The above experiment was repeated, but Atrasentan administration was commenced 24 hrs after the induction of ischemic damage. At the end of two weeks, the mice were re-anesthetized and the left and right kidneys were weighed. The degree of post- ischemic renal weight reduction (the primary endpoint of the above described experiment) was determined. As above, the values were contrasted between the unilateral ischemic kidneys ± Atrasentan treatment (n, 4 each group), and to values obtained in 5 kidneys obtained from normal mice.

Determination of whether Atrasentan pre-treatment protects against the acute ischemic injury phase

Nine mice were pre-treated for 24 hrs with Atrasentan and then they were subjected to either 22.5 min (n, 6) or 25 min (n, 3) of bilateral ischemic injury. An equal number of mice were subjected to the same bilateral ischemia protocols without drug treatment. Atrasentan was continued during the post- ischemic period. Twenty four hrs later, the mice were re-anesthetized, the abdominal incisions were re-opened, a blood sample was obtained from the inferior vena cava, and the kidneys were resected. The ability of Atrasentan to protect against renal ischemia was assessed by determining plasma BUN and creatinine concentrations and by levels of renal cortical NGAL mRNA, a marker of AKI severity (41).

Assessment of Atrasentan treatment on post-ischemic lactate levels

Eighteen mice were subjected to unilateral renal ischemia, half with and half without receiving Atrasentan treatment. Either 24 hrs, 48 hrs, or 72 hrs later, three Atrasentan treated mice and three control ischemic mice were sacrificed, the left post-ischemic kidneys were harvested, renal cortical tissues were extracted and deproteinated, and assayed for tissue lactate levels (Biovision; K607-100; Milpitas, CA). Results were compared to those determined in 4 normal mice and expressed as μmol/mg extracted cortical tissue.

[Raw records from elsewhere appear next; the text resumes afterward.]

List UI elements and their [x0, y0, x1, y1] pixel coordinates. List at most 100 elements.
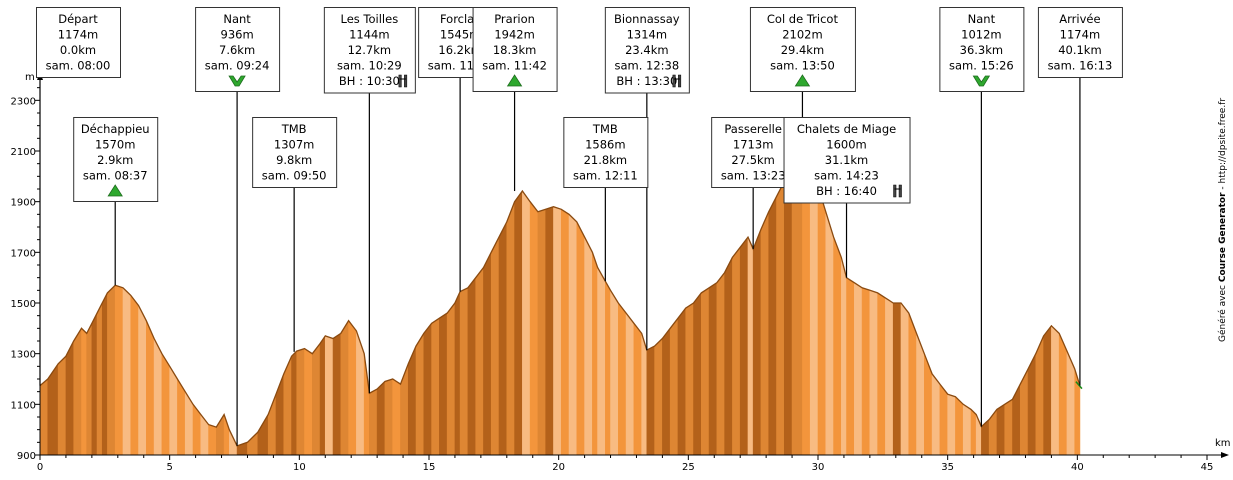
profile-segment — [924, 353, 933, 456]
profile-segment — [415, 332, 425, 456]
profile-segment — [908, 313, 917, 456]
checkpoint-time: sam. 10:29 — [337, 59, 402, 73]
profile-segment — [161, 352, 170, 456]
credit-brand: Course Generator — [1218, 192, 1228, 282]
checkpoint-distance: 7.6km — [219, 43, 255, 57]
checkpoint-altitude: 2102m — [782, 28, 822, 42]
profile-segment — [646, 345, 655, 456]
credit-text: Généré avec Course Generator - http://dp… — [1217, 98, 1228, 342]
profile-segment — [988, 408, 998, 456]
profile-segment — [1043, 324, 1052, 456]
profile-segment — [700, 287, 710, 456]
checkpoint-distance: 21.8km — [584, 153, 627, 167]
profile-segment — [776, 181, 785, 456]
checkpoint-altitude: 1012m — [961, 28, 1001, 42]
profile-segment — [597, 266, 606, 456]
checkpoint-altitude: 1713m — [733, 138, 773, 152]
barrier-icon — [398, 74, 408, 88]
profile-segment — [553, 206, 562, 456]
profile-segment — [1058, 333, 1068, 456]
profile-segment — [304, 348, 313, 456]
profile-segment — [854, 282, 863, 456]
profile-segment — [1051, 325, 1060, 456]
checkpoint-name: Nant — [968, 12, 996, 26]
checkpoint-altitude: 936m — [221, 28, 254, 42]
checkpoint-name: Forclaz — [440, 12, 480, 26]
checkpoint-altitude: 1307m — [274, 138, 314, 152]
profile-segment — [247, 431, 259, 456]
profile-segment — [96, 302, 103, 456]
profile-segment — [400, 363, 409, 456]
profile-area — [39, 149, 1083, 456]
profile-segment — [86, 323, 93, 456]
y-tick-label: 1300 — [11, 350, 36, 361]
profile-segment — [610, 289, 619, 456]
profile-segment — [900, 302, 910, 456]
profile-segment — [560, 208, 570, 456]
profile-segment — [708, 282, 718, 456]
profile-segment — [348, 319, 357, 456]
profile-segment — [311, 342, 321, 456]
credit-line: Généré avec Course Generator - http://dp… — [1217, 98, 1228, 342]
profile-segment — [685, 302, 694, 456]
profile-segment — [130, 294, 139, 456]
profile-segment — [841, 257, 847, 456]
checkpoint-distance: 16.2km — [438, 43, 481, 57]
checkpoint-box-frame — [711, 117, 797, 188]
profile-segment — [506, 201, 515, 456]
checkpoint-name: TMB — [592, 122, 618, 136]
profile-segment — [605, 280, 611, 456]
checkpoint-time: sam. 11:42 — [482, 59, 547, 73]
x-tick-label: 5 — [166, 462, 172, 473]
profile-segment — [545, 206, 554, 456]
profile-segment — [1004, 398, 1013, 456]
profile-segment — [122, 287, 132, 456]
profile-segment — [618, 302, 627, 456]
checkpoint-time: sam. 15:26 — [949, 59, 1014, 73]
profile-segment — [529, 200, 539, 456]
checkpoint-distance: 40.1km — [1058, 43, 1101, 57]
profile-segment — [962, 403, 972, 456]
checkpoint-box-frame — [195, 7, 281, 92]
checkpoint-box-frame — [1037, 7, 1123, 78]
profile-segment — [846, 277, 855, 456]
x-axis-unit: km — [1215, 438, 1231, 449]
profile-segment — [376, 380, 386, 456]
profile-segment — [431, 317, 440, 456]
summit-icon — [107, 184, 123, 197]
x-tick-label: 10 — [293, 462, 306, 473]
x-tick-label: 40 — [1071, 462, 1084, 473]
profile-segment — [732, 246, 741, 456]
profile-segment — [332, 332, 342, 456]
profile-segment — [153, 338, 163, 456]
profile-segment — [522, 190, 531, 456]
profile-segment — [677, 307, 687, 456]
x-tick-label: 0 — [37, 462, 43, 473]
profile-segment — [654, 337, 663, 456]
profile-segment — [885, 297, 894, 456]
checkpoint-name: Bionnassay — [614, 12, 680, 26]
profile-segment — [809, 163, 819, 456]
checkpoint-name: Départ — [58, 12, 98, 26]
profile-segment — [91, 312, 98, 456]
profile-segment — [1012, 383, 1021, 456]
checkpoint-name: Déchappieu — [81, 122, 150, 136]
profile-segment — [498, 221, 508, 456]
profile-segment — [101, 292, 108, 456]
profile-segment — [783, 166, 793, 456]
y-tick-label: 1100 — [11, 400, 36, 411]
y-tick-label: 1500 — [11, 299, 36, 310]
checkpoint-distance: 31.1km — [825, 153, 868, 167]
profile-segment — [454, 291, 461, 456]
checkpoint-altitude: 1586m — [585, 138, 625, 152]
checkpoint-distance: 12.7km — [348, 43, 391, 57]
profile-segment — [423, 322, 432, 456]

Effect of BQ-788 on post-ischemic renal injury

Eight mice were subjected to the unilateral ischemic injury protocol, with half of the mice receiving the ETB specific receptor antagonist BQ-788. The agent was administered in drinking water (6.7 μg/mL), to provide a dose of ~1 mg/Kg/day (in excess of the K1 of ET-1 / ETB binding affinity; 42-44). Two weeks post- ischemia, the kidneys were harvested and weighed, as noted above. To confirm BQ-788’s biologic activity, levels of ETB receptor mRNA was also assessed (i.e., blockade would be expected to raise ETB mRNA levels).

Calculations and Statistics

All values are presented as means ± 1 SEM. Statistical comparisons were performed by unpaired Student’s t test. Continuous variable results were compared by Student’s T test. The histologic data were judged by Wilcoxon rank sum test. Significance was judge by a p value of <0.05.